As a part of The Virginian-Pilot’s effort to track deaths of jail inmates with mental illness, students from Marquette University contacted officials in all 50 states and the District of Columbia to find out what information they keep. These requests, which often involved calls to multiple agencies, yielded just eight states that were able to provide any data at all.

Email records obtained by the Star-Tribune through FOIA requests disclosed a conversation between Pittsylvania County Department of Social Services Director Sherry Flanagan and DSS' attorney over a request by the county attorney for a copy of the DSS bylaws. After confirming that the request was similar to one any citizen could make, the attorney nonetheless said he would hold off on releasing the records until he found out why they were wanted.

Louisa County supervisors were intent on finding out who leaked news of a planned industrial park.  It either leaked from someone who had a non-disclosure agreement with the county, or it leaked from the board of supervisors, a supervisor said at a meeting of the Louisa County Industrial Development Authority meeting.

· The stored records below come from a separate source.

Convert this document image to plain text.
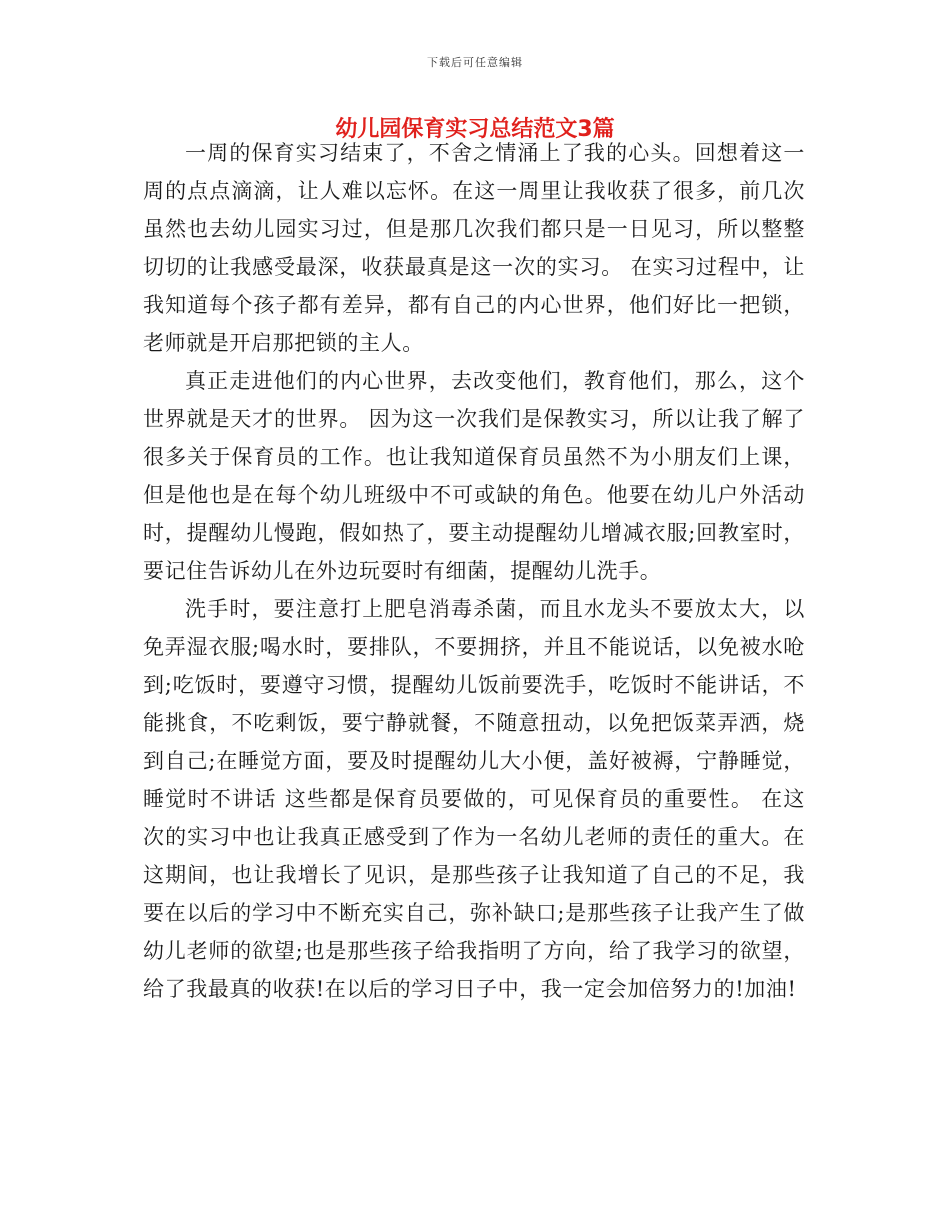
下载后可任意编辑
幼儿园保育实习总结范文3篇

一周的保育实习结束了，不舍之情涌上了我的心头。回想着这一周的点点滴滴，让人难以忘怀。在这一周里让我收获了很多，前几次虽然也去幼儿园实习过，但是那几次我们都只是一日见习，所以整整切切的让我感受最深，收获最真是这一次的实习。 在实习过程中，让我知道每个孩子都有差异，都有自己的内心世界，他们好比一把锁，老师就是开启那把锁的主人。

真正走进他们的内心世界，去改变他们，教育他们，那么，这个世界就是天才的世界。 因为这一次我们是保教实习，所以让我了解了很多关于保育员的工作。也让我知道保育员虽然不为小朋友们上课，但是他也是在每个幼儿班级中不可或缺的角色。他要在幼儿户外活动时，提醒幼儿慢跑，假如热了，要主动提醒幼儿增减衣服;回教室时，要记住告诉幼儿在外边玩耍时有细菌，提醒幼儿洗手。

洗手时，要注意打上肥皂消毒杀菌，而且水龙头不要放太大，以免弄湿衣服;喝水时，要排队，不要拥挤，并且不能说话，以免被水呛到;吃饭时，要遵守习惯，提醒幼儿饭前要洗手，吃饭时不能讲话，不能挑食，不吃剩饭，要宁静就餐，不随意扭动，以免把饭菜弄洒，烧到自己;在睡觉方面，要及时提醒幼儿大小便，盖好被褥，宁静睡觉，睡觉时不讲话 这些都是保育员要做的，可见保育员的重要性。 在这次的实习中也让我真正感受到了作为一名幼儿老师的责任的重大。在这期间，也让我增长了见识，是那些孩子让我知道了自己的不足，我要在以后的学习中不断充实自己，弥补缺口;是那些孩子让我产生了做幼儿老师的欲望;也是那些孩子给我指明了方向，给了我学习的欲望，给了我最真的收获!在以后的学习日子中，我一定会加倍努力的!加油!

The county won't reveal how much it paid for options to purchase property in the affected area, nor about how much it will cost to develop the property after acquisition.

The Hopewell City Council never had a chance to discuss candidates for the vacant city attorney position at its Aug. 13 meeting. Members began arguing as soon as the door to the closed meeting shut, prompting them to abandon the closed meeting, come back into open session and acknowledge that the closed session did not comply with FOIA.

A member of the Portsmouth Redevelopment and Housing Authority board complained publicly about a rule that bars members from talking about the agency outside the board room. The authority's executive director said there was no written gag order and members are free to talk if they want. According to The Virginian-Pilot, members routinely ignore requests for comment and rarely dissent or express strong opinions during meetings.

A spokesman from the U.S. Postal Service said "human error" led to the disclosure of an unredacted security questionnaire filled out by the candidate running for Congress against Rep. Dave Brat. A PAC working in support of Brat filed a federal FOIA request for the records, which are usually kept confidential. The postal service apologized to the candidate for the release.